5. Media presence / bloggers: I won’t go into this long, because, well, I’m media. This is why we started the Rude Baguette – because media drives an ecosystem. We found that France liked global exposure in English, even though most French startupers are proficient enough to read TechCrunch and another startup sites in English. The global media exposure, no matter how big or small, makes a city attractive to the global community.
6. Social/Business Events – I’ve wrote a few weeks ago about how I thought that Start In Paris, arguably Paris’ best startup event, could improve. In France, the number of events is no longer at a problem. Every week there are get together’s to learn how to be an entrpreneurs, how to register to be an Auto-Entrepreneur – we need to go to phase two: “So you’re an entrepreneur: what problems are you having now?”
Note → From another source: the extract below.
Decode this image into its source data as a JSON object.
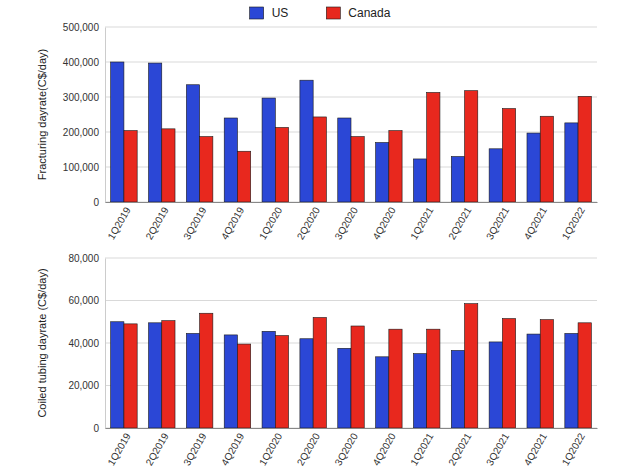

Ultimately, it’s not so much a question of Too Much or Too Little, but Right or Wrong. France has the resources to create each one of these ingredients: it’s just a matter of using them responsibly. The fine tuning of these different ingredients will take five to ten years, according to Brad Feld, and it will require commitment not just to financial gain but to the building of a community by many different leaders in different areas; however, there is something you can all do wherever you are to make your startup scene just a little better each day: tell someone what you really think of their startup. Tell them their idea sucks, or that it’s the next big thing, or that you don’t think it’s fundable. Tell them they’re wasting their time, or that they’re so close to something great. In short, be Rude.